Dans Paraboles, comme dans le film de Van der Keuken d’ailleurs, les musulmans se préparent à célébrer l’Aïd. Le cheikh Mohamed Khattab et sa famille préparent des sacs de riz et de viandes qu’ils distribueront aux habitants les plus démunis. Ils s’inquiètent de ce que les fondamentalistes se sont mis en besogne de faire la même chose cette année, dans l’espoir de se rallier le soutien des plus pauvres. Mohamed Khattab est contraint de céder sa place à la mosquée à l’un des partisans de cet islamisme radical. Emmanuelle Demoris, qu’il avait autorisée à venir filmer ses prêches, n’y est plus admise par les fondamentalistes. À l’opposé du regard d’un voyageur curieux engagé dans une émigration « à l’envers », Paraboles enregistre les mouvements sociaux depuis le cœur d’une communauté, celle des habitants du Gebel et révèle des réalités en contradiction avec les craintes suscitées par une islamisation des sociétés arabes. Le cheikh Khattab retrouve bientôt ses fonctions à la mosquée, les habitants de Mafrouza l’ayant désertée parce qu’ils n’aimaient pas le discours du nouvel Imam.
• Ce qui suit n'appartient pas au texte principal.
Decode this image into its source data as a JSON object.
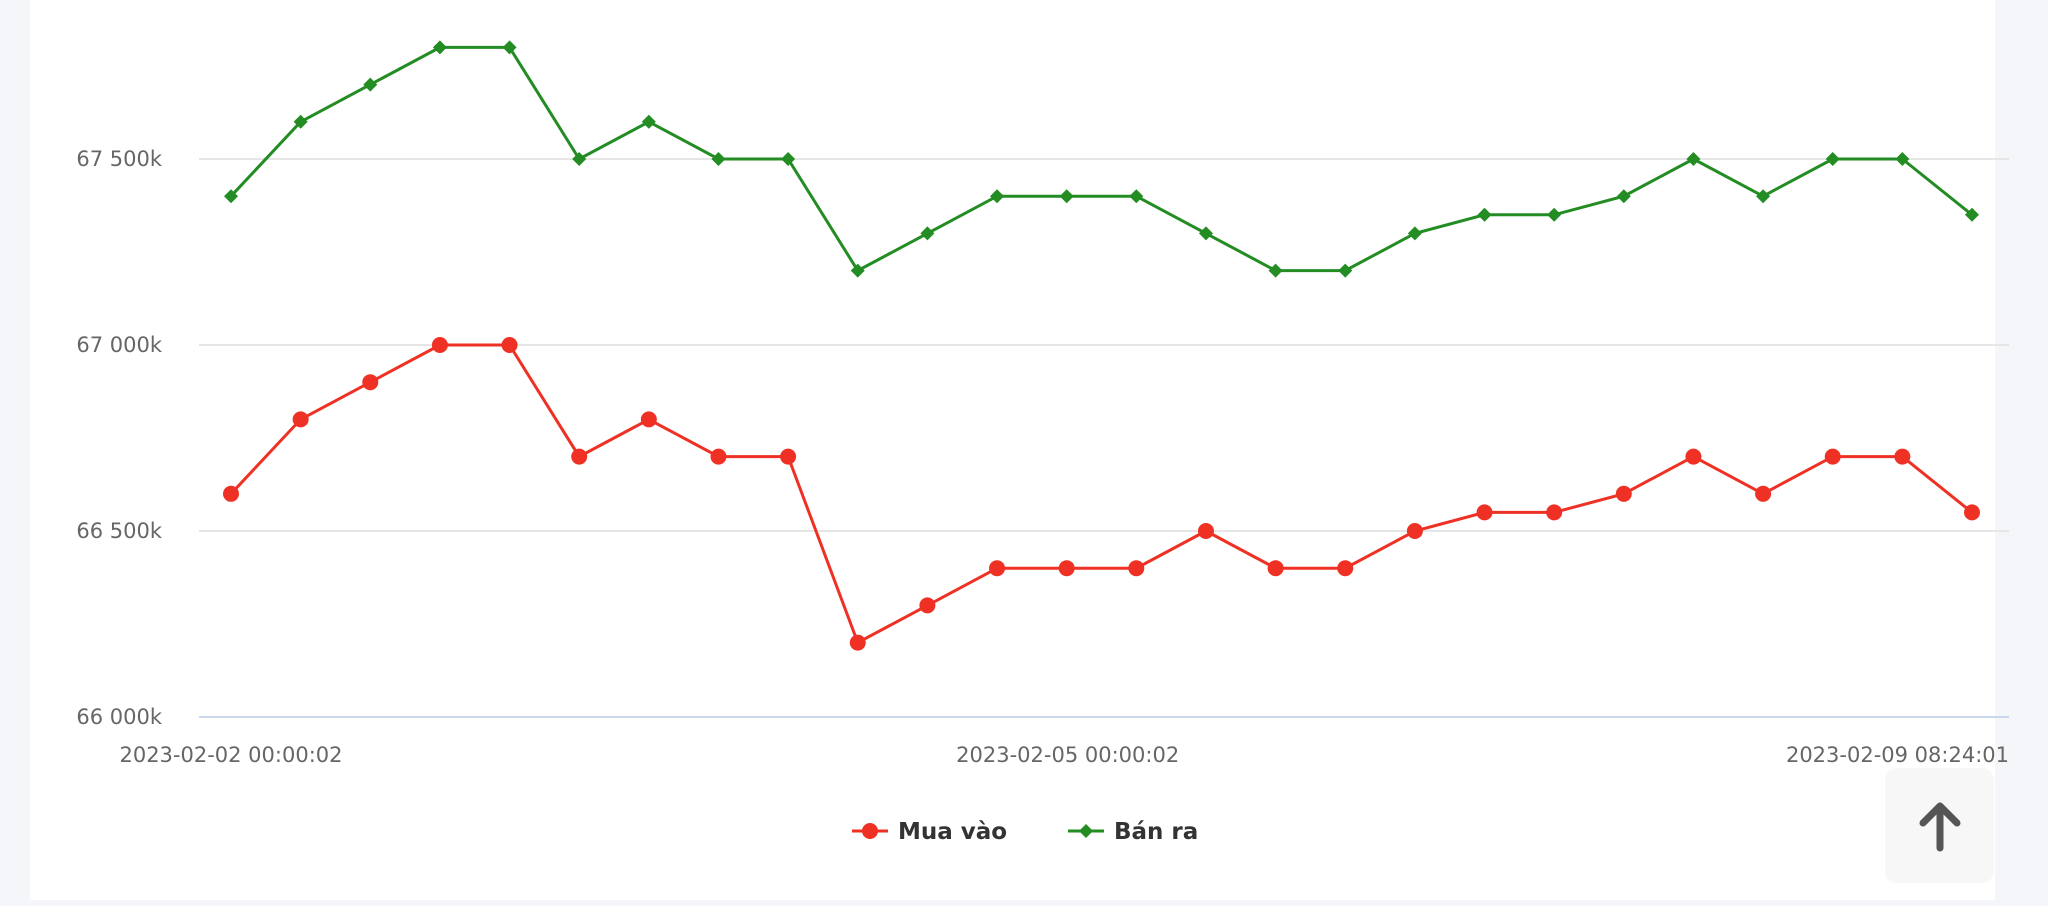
{
  "chart_data": {
    "type": "line",
    "x_tick_labels": [
      "2023-02-02 00:00:02",
      "2023-02-05 00:00:02",
      "2023-02-09 08:24:01"
    ],
    "y_tick_labels": [
      "66 000k",
      "66 500k",
      "67 000k",
      "67 500k"
    ],
    "y_ticks": [
      66000,
      66500,
      67000,
      67500
    ],
    "ylim": [
      66000,
      67900
    ],
    "grid": true,
    "legend_position": "bottom",
    "series": [
      {
        "name": "Mua vào",
        "color": "#ee3124",
        "marker": "circle",
        "values": [
          66600,
          66800,
          66900,
          67000,
          67000,
          66700,
          66800,
          66700,
          66700,
          66200,
          66300,
          66400,
          66400,
          66400,
          66500,
          66400,
          66400,
          66500,
          66550,
          66550,
          66600,
          66700,
          66600,
          66700,
          66700,
          66550
        ]
      },
      {
        "name": "Bán ra",
        "color": "#238c23",
        "marker": "diamond",
        "values": [
          67400,
          67600,
          67700,
          67800,
          67800,
          67500,
          67600,
          67500,
          67500,
          67200,
          67300,
          67400,
          67400,
          67400,
          67300,
          67200,
          67200,
          67300,
          67350,
          67350,
          67400,
          67500,
          67400,
          67500,
          67500,
          67350
        ]
      }
    ]
  },
  "scroll_top": {
    "icon": "arrow-up-icon"
  }
}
Au terme de cette expérience de longue haleine au sein de la petite communauté, on voudrait s’enquérir des nouvelles de ses habitants aujourd’hui, après la destruction du bidonville en 2007 et leur relogement dans un quartier de HLM à la périphérie de la ville, et surtout après la révolution qui a vu le renversement du régime de Moubarak ces derniers mois.
Léopard d’Or des Cinéastes du Présent au dernier festival de Locarno, Mafrouza apparaît comme une « anthropologie des mondes contemporains », non pas au sens où le film tenterait de documenter un travail ethnographique sur une petite communauté égyptienne, mais parce qu’il interroge sans cesse la réflexivité du regard porté sur l’autre. En filmant les habitants de Mafrouza, Emmanuelle Demoris accepte en même temps qu’ils la regardent, avec curiosité, soupçon, amitié, et parfois colère. Loin des théories d’un bassin méditerranéen en proie aux chocs des civilisations ou aux guerres de religion, Mafrouza dévoile un monde où les combats se mènent contre la fatalité plutôt qu’entre les hommes.